Taking the Advice we give

Isn’t it funny, that when our besties are going through their – what seems to be ongoing and endless – dramas, we always have just that right piece of advice for them, knowing full well if they just (for the love of god) listen to us that they will rid themselves from any negative feelings, thoughts and emotional stress? It’s as if us women are all therapists, dishing out great advice which we were able to utter based on our past mistakes, yet despite this, we can never seem to take our own advice.

When it has to do with someone else we are brilliant. We have all the right answers and see things clearly. Sure sometimes our advice is a bit biased, afterall us women are protectors. We want our friends to be happy and have love for them, so we look into our heart and our strength to advise them, whether they want to hear what we say or not.

Isn’t it ironic that we can give such valuable advice knowing if followed, it will prevent our friends from feeling worse, yet we can never take our own? Why is this? Is it because when we are emotionally connected to something, we are looking at it with rosy-shaded glasses and they are tainting our vision?


When I am in a situation that involves my emotions, my heart definitely wins the competition of heart vs. head. Since I’ve lost some people close to me who passed away early on in life, I’ve learned that all we have is this moment right now. This experience has made me an emotional being to the extent that I listen to my gut and my heart, and deal with the aftermath of that after.

The on-going, life long question that all my friends – both male and female – seem to struggle with (which is why they are seeking advise in the first place) is whether to follow their head or their heart. An ex of mine always wanted to follow his ever-beating, overpowering heart which seemed to rule all, yet he would give himself such a hard time because his friends would advice him to follow his head and logic, which conflicted with his wants and needs.

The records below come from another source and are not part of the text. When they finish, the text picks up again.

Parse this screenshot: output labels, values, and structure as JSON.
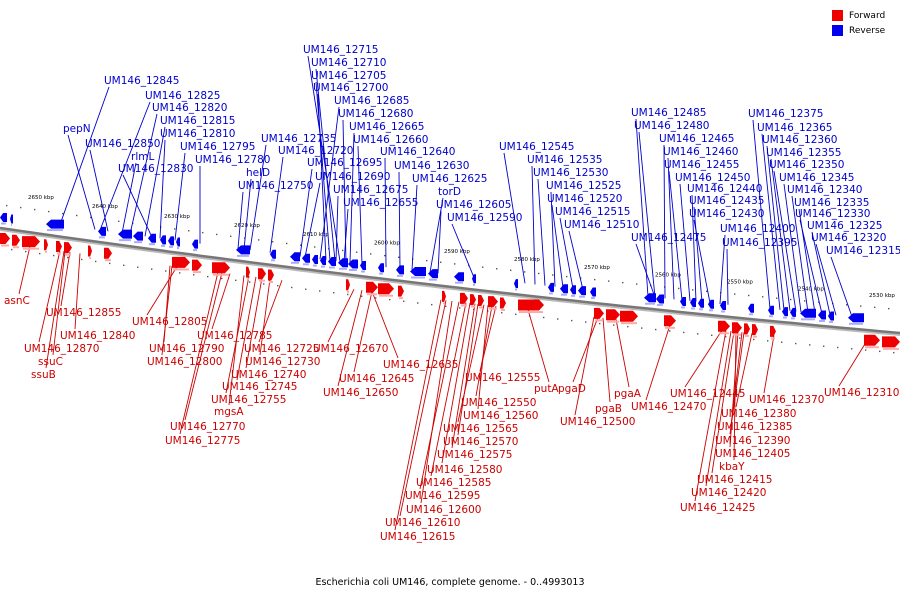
{
  "caption": "Escherichia coli UM146, complete genome. - 0..4993013",
  "legend": {
    "forward_label": "Forward",
    "reverse_label": "Reverse",
    "forward_color": "#ee0000",
    "reverse_color": "#0000ee"
  },
  "ruler_labels": [
    "2650 kbp",
    "2640 kbp",
    "2630 kbp",
    "2620 kbp",
    "2610 kbp",
    "2600 kbp",
    "2590 kbp",
    "2580 kbp",
    "2570 kbp",
    "2560 kbp",
    "2550 kbp",
    "2540 kbp",
    "2530 kbp"
  ],
  "reverse_genes": [
    "UM146_12715",
    "UM146_12710",
    "UM146_12705",
    "UM146_12700",
    "UM146_12845",
    "UM146_12825",
    "UM146_12685",
    "UM146_12820",
    "UM146_12680",
    "UM146_12815",
    "UM146_12665",
    "pepN",
    "UM146_12810",
    "UM146_12735",
    "UM146_12660",
    "UM146_12850",
    "UM146_12795",
    "UM146_12720",
    "UM146_12640",
    "rlmL",
    "UM146_12780",
    "UM146_12695",
    "UM146_12830",
    "helD",
    "UM146_12690",
    "UM146_12750",
    "UM146_12675",
    "UM146_12655",
    "UM146_12630",
    "UM146_12625",
    "torD",
    "UM146_12605",
    "UM146_12590",
    "UM146_12545",
    "UM146_12535",
    "UM146_12530",
    "UM146_12525",
    "UM146_12520",
    "UM146_12515",
    "UM146_12510",
    "UM146_12485",
    "UM146_12480",
    "UM146_12465",
    "UM146_12460",
    "UM146_12455",
    "UM146_12450",
    "UM146_12440",
    "UM146_12435",
    "UM146_12430",
    "UM146_12475",
    "UM146_12400",
    "UM146_12395",
    "UM146_12375",
    "UM146_12365",
    "UM146_12360",
    "UM146_12355",
    "UM146_12350",
    "UM146_12345",
    "UM146_12340",
    "UM146_12335",
    "UM146_12330",
    "UM146_12325",
    "UM146_12320",
    "UM146_12315"
  ],
  "forward_genes": [
    "asnC",
    "UM146_12855",
    "UM146_12840",
    "UM146_12870",
    "ssuC",
    "ssuB",
    "UM146_12805",
    "UM146_12785",
    "UM146_12790",
    "UM146_12800",
    "UM146_12725",
    "UM146_12730",
    "UM146_12740",
    "UM146_12745",
    "UM146_12755",
    "mgsA",
    "UM146_12770",
    "UM146_12775",
    "UM146_12670",
    "UM146_12635",
    "UM146_12645",
    "UM146_12650",
    "UM146_12555",
    "UM146_12550",
    "UM146_12560",
    "UM146_12565",
    "UM146_12570",
    "UM146_12575",
    "UM146_12580",
    "UM146_12585",
    "UM146_12595",
    "UM146_12600",
    "UM146_12610",
    "UM146_12615",
    "putA",
    "pgaD",
    "pgaB",
    "pgaA",
    "UM146_12500",
    "UM146_12470",
    "UM146_12445",
    "UM146_12370",
    "UM146_12380",
    "UM146_12385",
    "UM146_12390",
    "UM146_12405",
    "kbaY",
    "UM146_12415",
    "UM146_12420",
    "UM146_12425",
    "UM146_12310"
  ]
}
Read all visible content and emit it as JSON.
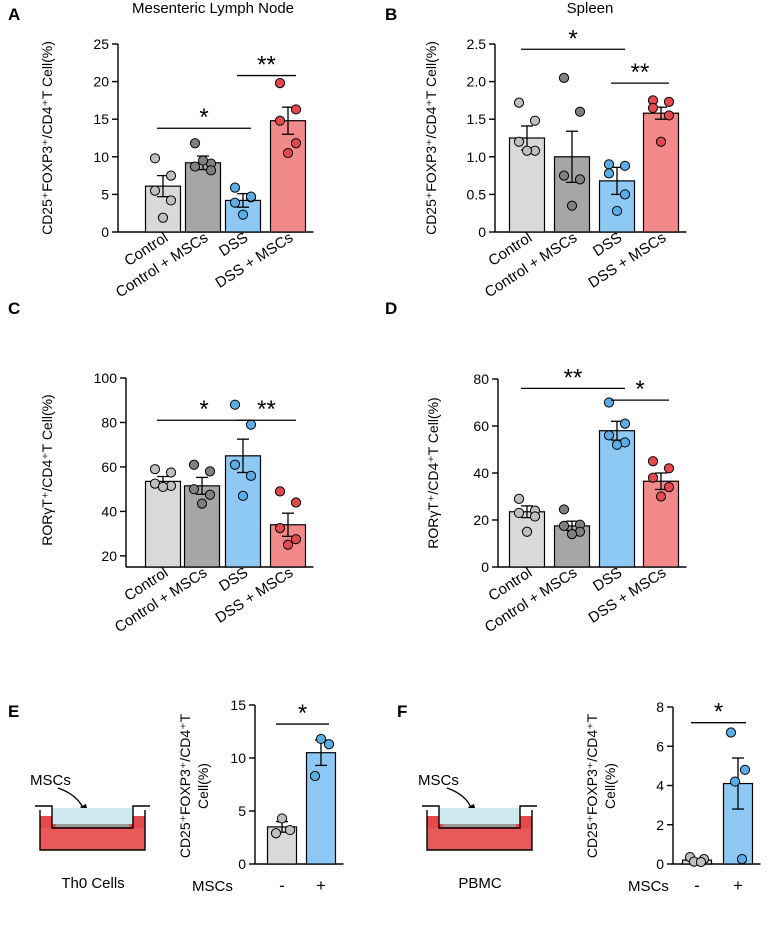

Going to friends for advice can sometimes be a double edged sword, because deep down, we already know what we are going to do. It ends up leading to frustration on their part when they see things so clearly, yet we make up excuses and defend our actions, which is contrary to the advice they gave (and the time they took to give it).

At the end of the day, we will all do what we want. My suggestion is to always follow your heart and not live with regret. Your heart may lead to more hurt but at least you stayed genuine to yourself.